The Patient Privacy Rights Foundation, the organization founded by Texas psychiatrist Dr. Deborah Peel, is trying to shed the perception that it is anti-health IT by naming physician-entrepreneur Dr. Adrian Gropper its first-ever chief technology officer.
Gropper, who founded picture archiving and communications system (PACS) vendor Amicas in 1996 and launched ill-fated personal health records (PHR) company MedCommons in 2004, and has had a hand in the creation of the Direct Project for health information exchange, tells MobiHealthNews that he will be advocating for greater patient control over their own care. "I want to move to have patients being first-class citizens in everything that happens, and not just in health information exchange," Gropper says.
Gropper has been advising PPR for more than a year, but the Austin, Texas-based organization recently decided to bring him on in a formal role as CTO. Like Peel, Gropper is working on a volunteer basis, he says.
Peel has been called a Luddite by some in the health IT industry who believe her relentless focus on patient control of health information and criticism of data mining has impeded progress toward building a connected health system. Gropper, who is based in Watertown, Mass., believes that perception is out of date. "I think that PPR has turned the corner [on health IT] as much as the world is turning the corner," he says.

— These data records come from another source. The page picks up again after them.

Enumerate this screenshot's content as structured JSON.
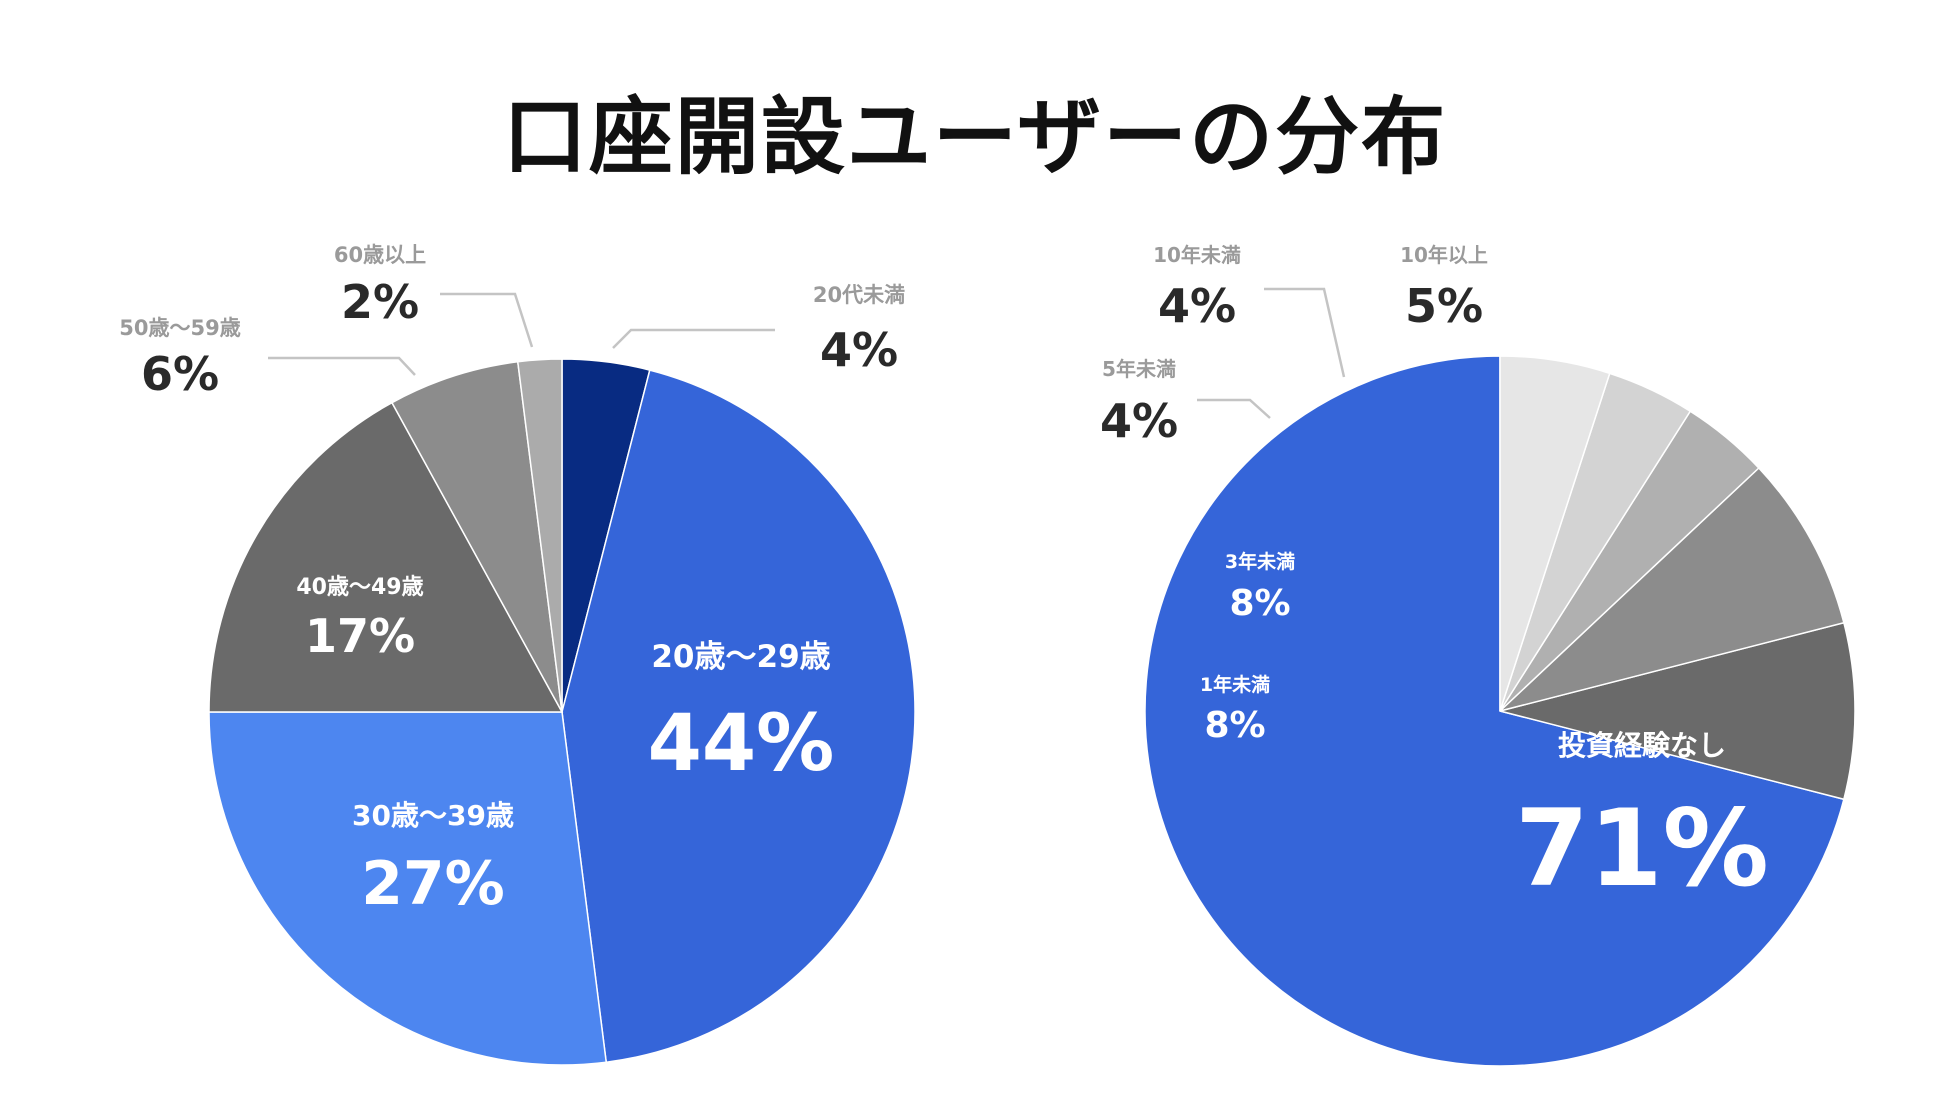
{
  "title": "口座開設ユーザーの分布",
  "chart_data": [
    {
      "type": "pie",
      "title": "",
      "slices": [
        {
          "label": "20代未満",
          "value": 4,
          "display": "4%",
          "color": "#082b82"
        },
        {
          "label": "20歳〜29歳",
          "value": 44,
          "display": "44%",
          "color": "#3565d9"
        },
        {
          "label": "30歳〜39歳",
          "value": 27,
          "display": "27%",
          "color": "#4d86f0"
        },
        {
          "label": "40歳〜49歳",
          "value": 17,
          "display": "17%",
          "color": "#6a6a6a"
        },
        {
          "label": "50歳〜59歳",
          "value": 6,
          "display": "6%",
          "color": "#8c8c8c"
        },
        {
          "label": "60歳以上",
          "value": 2,
          "display": "2%",
          "color": "#ababab"
        }
      ]
    },
    {
      "type": "pie",
      "title": "",
      "slices": [
        {
          "label": "投資経験なし",
          "value": 71,
          "display": "71%",
          "color": "#3565d9"
        },
        {
          "label": "1年未満",
          "value": 8,
          "display": "8%",
          "color": "#6a6a6a"
        },
        {
          "label": "3年未満",
          "value": 8,
          "display": "8%",
          "color": "#8c8c8c"
        },
        {
          "label": "5年未満",
          "value": 4,
          "display": "4%",
          "color": "#b0b0b0"
        },
        {
          "label": "10年未満",
          "value": 4,
          "display": "4%",
          "color": "#d3d3d3"
        },
        {
          "label": "10年以上",
          "value": 5,
          "display": "5%",
          "color": "#e6e6e6"
        }
      ]
    }
  ]
}
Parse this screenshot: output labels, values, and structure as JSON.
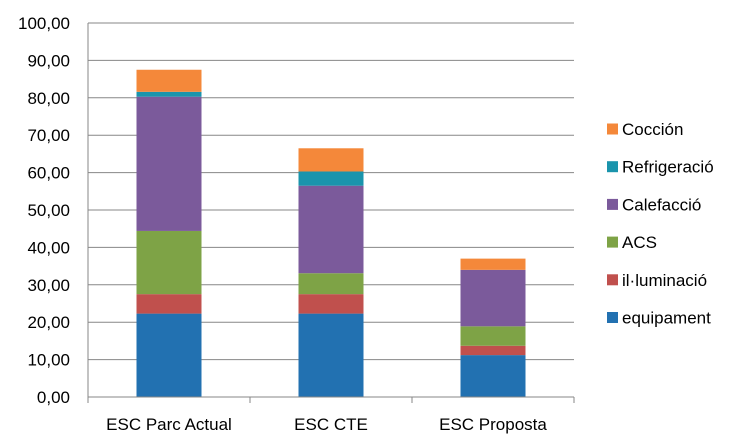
{
  "chart_data": {
    "type": "bar",
    "stacked": true,
    "categories": [
      "ESC Parc Actual",
      "ESC CTE",
      "ESC Proposta"
    ],
    "ylim": [
      0,
      100
    ],
    "y_ticks": [
      "0,00",
      "10,00",
      "20,00",
      "30,00",
      "40,00",
      "50,00",
      "60,00",
      "70,00",
      "80,00",
      "90,00",
      "100,00"
    ],
    "grid": true,
    "legend_position": "right",
    "series": [
      {
        "name": "equipament",
        "color": "#2271b1",
        "values": [
          22.3,
          22.3,
          11.2
        ]
      },
      {
        "name": "il·luminació",
        "color": "#c0504d",
        "values": [
          5.2,
          5.2,
          2.5
        ]
      },
      {
        "name": "ACS",
        "color": "#7ea346",
        "values": [
          16.9,
          5.6,
          5.2
        ]
      },
      {
        "name": "Calefacció",
        "color": "#7b5a9b",
        "values": [
          35.9,
          23.4,
          15.1
        ]
      },
      {
        "name": "Refrigeració",
        "color": "#1a94ac",
        "values": [
          1.3,
          3.8,
          0.0
        ]
      },
      {
        "name": "Cocción",
        "color": "#f4883a",
        "values": [
          5.9,
          6.2,
          3.0
        ]
      }
    ]
  }
}
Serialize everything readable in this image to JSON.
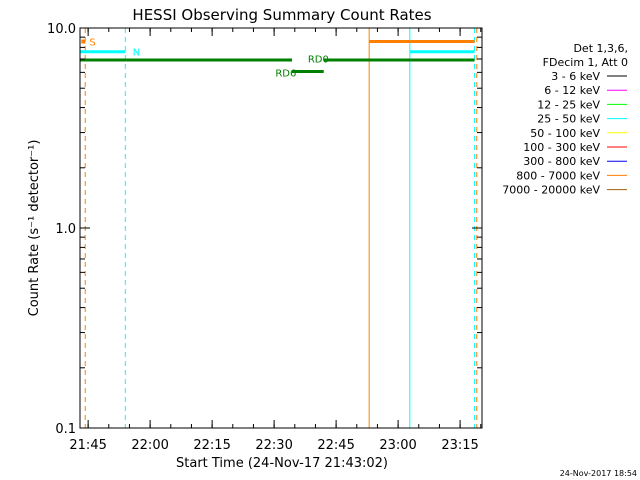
{
  "chart_data": {
    "type": "line",
    "title": "HESSI Observing Summary Count Rates",
    "xlabel": "Start Time (24-Nov-17 21:43:02)",
    "ylabel": "Count Rate (s⁻¹ detector⁻¹)",
    "yscale": "log",
    "ylim": [
      0.1,
      10.0
    ],
    "xlim": [
      21.7172,
      23.3383
    ],
    "x_unit": "hours since 00:00 UT, 24-Nov-17",
    "x_ticks": [
      {
        "value": 21.75,
        "label": "21:45"
      },
      {
        "value": 22.0,
        "label": "22:00"
      },
      {
        "value": 22.25,
        "label": "22:15"
      },
      {
        "value": 22.5,
        "label": "22:30"
      },
      {
        "value": 22.75,
        "label": "22:45"
      },
      {
        "value": 23.0,
        "label": "23:00"
      },
      {
        "value": 23.25,
        "label": "23:15"
      }
    ],
    "y_ticks": [
      {
        "value": 0.1,
        "label": "0.1"
      },
      {
        "value": 1.0,
        "label": "1.0"
      },
      {
        "value": 10.0,
        "label": "10.0"
      }
    ],
    "legend": {
      "position": "right",
      "header": [
        "Det 1,3,6,",
        "FDecim 1, Att 0"
      ],
      "entries": [
        {
          "label": "3 - 6 keV",
          "color": "#000000"
        },
        {
          "label": "6 - 12 keV",
          "color": "#ff00ff"
        },
        {
          "label": "12 - 25 keV",
          "color": "#00ff00"
        },
        {
          "label": "25 - 50 keV",
          "color": "#00ffff"
        },
        {
          "label": "50 - 100 keV",
          "color": "#ffff00"
        },
        {
          "label": "100 - 300 keV",
          "color": "#ff0000"
        },
        {
          "label": "300 - 800 keV",
          "color": "#0000ff"
        },
        {
          "label": "800 - 7000 keV",
          "color": "#ff8000"
        },
        {
          "label": "7000 - 20000 keV",
          "color": "#a06000"
        }
      ]
    },
    "series": [
      {
        "name": "RD0",
        "color": "#008000",
        "segments": [
          [
            21.7172,
            22.5722,
            6.92
          ],
          [
            22.7,
            23.3083,
            6.92
          ]
        ]
      },
      {
        "name": "RD6",
        "color": "#008000",
        "segments": [
          [
            22.5722,
            22.7,
            6.06
          ]
        ]
      },
      {
        "name": "N",
        "color": "#00ffff",
        "segments": [
          [
            21.7172,
            21.9,
            7.61
          ],
          [
            23.0472,
            23.3083,
            7.61
          ]
        ]
      },
      {
        "name": "S",
        "color": "#ff8000",
        "segments": [
          [
            22.8833,
            23.3083,
            8.56
          ]
        ]
      }
    ],
    "s_marker": {
      "x": 21.7305,
      "y": 8.56,
      "color": "#ff8000"
    },
    "series_labels": [
      {
        "text": "S",
        "x": 21.755,
        "y": 8.56,
        "color": "#ff8000"
      },
      {
        "text": "N",
        "x": 21.93,
        "y": 7.61,
        "color": "#00ffff"
      },
      {
        "text": "RD0",
        "x": 22.636,
        "y": 7.04,
        "color": "#008000"
      },
      {
        "text": "RD6",
        "x": 22.505,
        "y": 6.0,
        "color": "#008000"
      }
    ],
    "vertical_lines": [
      {
        "x": 21.7172,
        "color": "#00ffff",
        "style": "solid"
      },
      {
        "x": 21.7383,
        "color": "#ff8000",
        "style": "dashed"
      },
      {
        "x": 21.9,
        "color": "#00ffff",
        "style": "dashed"
      },
      {
        "x": 22.8833,
        "color": "#ff8000",
        "style": "solid"
      },
      {
        "x": 23.0472,
        "color": "#00ffff",
        "style": "solid"
      },
      {
        "x": 23.3083,
        "color": "#00ffff",
        "style": "dashed"
      },
      {
        "x": 23.3172,
        "color": "#ff8000",
        "style": "dashed"
      }
    ],
    "footer_timestamp": "24-Nov-2017 18:54"
  }
}
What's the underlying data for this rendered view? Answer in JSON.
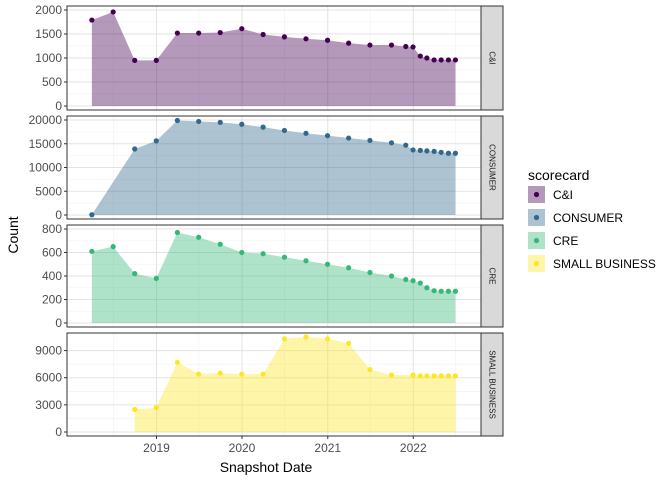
{
  "chart_data": {
    "type": "area",
    "x_label": "Snapshot Date",
    "y_label": "Count",
    "x_ticks": [
      "2019",
      "2020",
      "2021",
      "2022"
    ],
    "legend": {
      "title": "scorecard",
      "position": "right",
      "entries": [
        "C&I",
        "CONSUMER",
        "CRE",
        "SMALL BUSINESS"
      ]
    },
    "grid": true,
    "colors": {
      "C&I": "#440154",
      "CONSUMER": "#31688E",
      "CRE": "#35B779",
      "SMALL BUSINESS": "#FDE725"
    },
    "panels": [
      {
        "name": "C&I",
        "strip_label": "C&I",
        "ylim": [
          0,
          2000
        ],
        "y_ticks": [
          0,
          500,
          1000,
          1500,
          2000
        ],
        "points": [
          [
            "2018-03-31",
            1790
          ],
          [
            "2018-06-30",
            1960
          ],
          [
            "2018-09-30",
            950
          ],
          [
            "2018-12-31",
            950
          ],
          [
            "2019-03-31",
            1520
          ],
          [
            "2019-06-30",
            1520
          ],
          [
            "2019-09-30",
            1530
          ],
          [
            "2019-12-31",
            1610
          ],
          [
            "2020-03-31",
            1490
          ],
          [
            "2020-06-30",
            1440
          ],
          [
            "2020-09-30",
            1400
          ],
          [
            "2020-12-31",
            1370
          ],
          [
            "2021-03-31",
            1310
          ],
          [
            "2021-06-30",
            1270
          ],
          [
            "2021-09-30",
            1270
          ],
          [
            "2021-11-30",
            1240
          ],
          [
            "2021-12-31",
            1230
          ],
          [
            "2022-01-31",
            1040
          ],
          [
            "2022-02-28",
            1000
          ],
          [
            "2022-03-31",
            960
          ],
          [
            "2022-04-30",
            960
          ],
          [
            "2022-05-31",
            960
          ],
          [
            "2022-06-30",
            960
          ]
        ]
      },
      {
        "name": "CONSUMER",
        "strip_label": "CONSUMER",
        "ylim": [
          0,
          20000
        ],
        "y_ticks": [
          0,
          5000,
          10000,
          15000,
          20000
        ],
        "points": [
          [
            "2018-03-31",
            50
          ],
          [
            "2018-09-30",
            13900
          ],
          [
            "2018-12-31",
            15600
          ],
          [
            "2019-03-31",
            19900
          ],
          [
            "2019-06-30",
            19700
          ],
          [
            "2019-09-30",
            19500
          ],
          [
            "2019-12-31",
            19100
          ],
          [
            "2020-03-31",
            18500
          ],
          [
            "2020-06-30",
            17800
          ],
          [
            "2020-09-30",
            17200
          ],
          [
            "2020-12-31",
            16700
          ],
          [
            "2021-03-31",
            16200
          ],
          [
            "2021-06-30",
            15700
          ],
          [
            "2021-09-30",
            15200
          ],
          [
            "2021-11-30",
            14700
          ],
          [
            "2021-12-31",
            13700
          ],
          [
            "2022-01-31",
            13600
          ],
          [
            "2022-02-28",
            13500
          ],
          [
            "2022-03-31",
            13400
          ],
          [
            "2022-04-30",
            13200
          ],
          [
            "2022-05-31",
            13000
          ],
          [
            "2022-06-30",
            13000
          ]
        ]
      },
      {
        "name": "CRE",
        "strip_label": "CRE",
        "ylim": [
          0,
          800
        ],
        "y_ticks": [
          0,
          200,
          400,
          600,
          800
        ],
        "points": [
          [
            "2018-03-31",
            610
          ],
          [
            "2018-06-30",
            650
          ],
          [
            "2018-09-30",
            420
          ],
          [
            "2018-12-31",
            380
          ],
          [
            "2019-03-31",
            770
          ],
          [
            "2019-06-30",
            730
          ],
          [
            "2019-09-30",
            670
          ],
          [
            "2019-12-31",
            600
          ],
          [
            "2020-03-31",
            590
          ],
          [
            "2020-06-30",
            560
          ],
          [
            "2020-09-30",
            530
          ],
          [
            "2020-12-31",
            500
          ],
          [
            "2021-03-31",
            470
          ],
          [
            "2021-06-30",
            430
          ],
          [
            "2021-09-30",
            400
          ],
          [
            "2021-11-30",
            370
          ],
          [
            "2021-12-31",
            360
          ],
          [
            "2022-01-31",
            340
          ],
          [
            "2022-02-28",
            300
          ],
          [
            "2022-03-31",
            275
          ],
          [
            "2022-04-30",
            270
          ],
          [
            "2022-05-31",
            270
          ],
          [
            "2022-06-30",
            270
          ]
        ]
      },
      {
        "name": "SMALL BUSINESS",
        "strip_label": "SMALL BUSINESS",
        "ylim": [
          0,
          10500
        ],
        "y_ticks": [
          0,
          3000,
          6000,
          9000
        ],
        "points": [
          [
            "2018-09-30",
            2500
          ],
          [
            "2018-12-31",
            2700
          ],
          [
            "2019-03-31",
            7700
          ],
          [
            "2019-06-30",
            6400
          ],
          [
            "2019-09-30",
            6500
          ],
          [
            "2019-12-31",
            6400
          ],
          [
            "2020-03-31",
            6400
          ],
          [
            "2020-06-30",
            10300
          ],
          [
            "2020-09-30",
            10500
          ],
          [
            "2020-12-31",
            10300
          ],
          [
            "2021-03-31",
            9800
          ],
          [
            "2021-06-30",
            6900
          ],
          [
            "2021-09-30",
            6300
          ],
          [
            "2021-12-31",
            6300
          ],
          [
            "2022-01-31",
            6200
          ],
          [
            "2022-02-28",
            6200
          ],
          [
            "2022-03-31",
            6200
          ],
          [
            "2022-04-30",
            6200
          ],
          [
            "2022-05-31",
            6200
          ],
          [
            "2022-06-30",
            6200
          ]
        ]
      }
    ]
  }
}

Gropper says a lot of his work on health IT standards and policy at the federal and state levels is facilitating this change. Gropper helped develop a secure email system for Direct and was involved in the creation of Blue Button+, an initiative to translate the plain text of the Blue Button format into a more user-friendly, patient-controllable format.
The Office of the National Coordinator for Health Information Technology (ONC) is considering whether to recommend Blue Button+ for Stage 3 of the "meaningful use" EHR incentive program.
Gropper calls transfers by Blue Button "patient-directed exchange," while Blue Button+ is "patient-mediated," in his opinion.
"Blue Button+ does not control what it is that's being exchanged," explains Gropper. Users can exchange any kind of data that an EHR can accept, Gropper explains. "It's not like Blue Button because the patient is not in the middle," he says. "The patient does not have to be involved [in the transfer of data]."
"It's half a solution to segmentation of records," Gropper continues. PPR has long been pushing for EHR vendors to allow patients to "segment" out sensitive parts of their records – data on mental health treatment or sexually transmitted infections, for example – that may not be relevant to other healthcare encounters.
Segmentation has two components: the splitting of records into segments and the sharing of appropriate parts with designated users. Gropper says Blue Button+ facilitates the latter. "Blue Button+ is the key to patient-mediated exchange," Gropper asserts.
Blue Button+, which is compatible with the OAuth open authorization protocol, also can address a lingering concern in health information exchange, according to Gropper: "How do you solve this problem of patient ID that's been dogging data sharing for years?" He answers his own question. "Blue Button+ can centralize authorization," Gropper says, while Direct e-mail addresses can serve as patient identifiers index. Patients can have more than one address for the purpose of segmentation.
Gropper does not think about HIE in terms of security, but rather in terms of privacy. "This is the critical story from PPR," he says.
Although Peel has warned about unencrypted data on mobile devices, proper controls such as encryption and policies against storing personal health information on smartphones, tablets and laptops can make mobile technology just as safe as fixed systems. "There's nothing magical about mobile in terms of security," Gropper says.
On May 13 in Mountain View, Calif., Gropper will debate Arien Malec, VP of clinical solutions strategy at RelayHealth, McKesson's health information connectivity subsidiary, about the best approach data liberation. According to the session description from the conference, a Health 2.0 production called Health:Refactored, "Are we better off relying on patient access and control, or should we be building from the base of provider systems?"
Gropper believes in patient control, while Malec, who coordinated development of the Direct Project at ONC, will be arguing the opposite viewpoint on behalf of the CommonWell Health Alliance. That alliance, announced in March, is an interoperability partnership between McKesson, Cerner, Allscripts Healthcare Solutions, athenahealth and Greenway Medical Technologies.
The Society of Participatory Medicine, which has no formal relationship with PPR to date but does have similar goals, questioned whether CommonWell was committed to allowing patients to access their own health data. "Interoperability may be a 'cornerstone' of health care, as your website puts it, but it is only an enabler. In order to achieve the long-standing public policy goal of patient-centered care, health information technology must enable provider-patient partnership through data access," that organization said in a letter last month.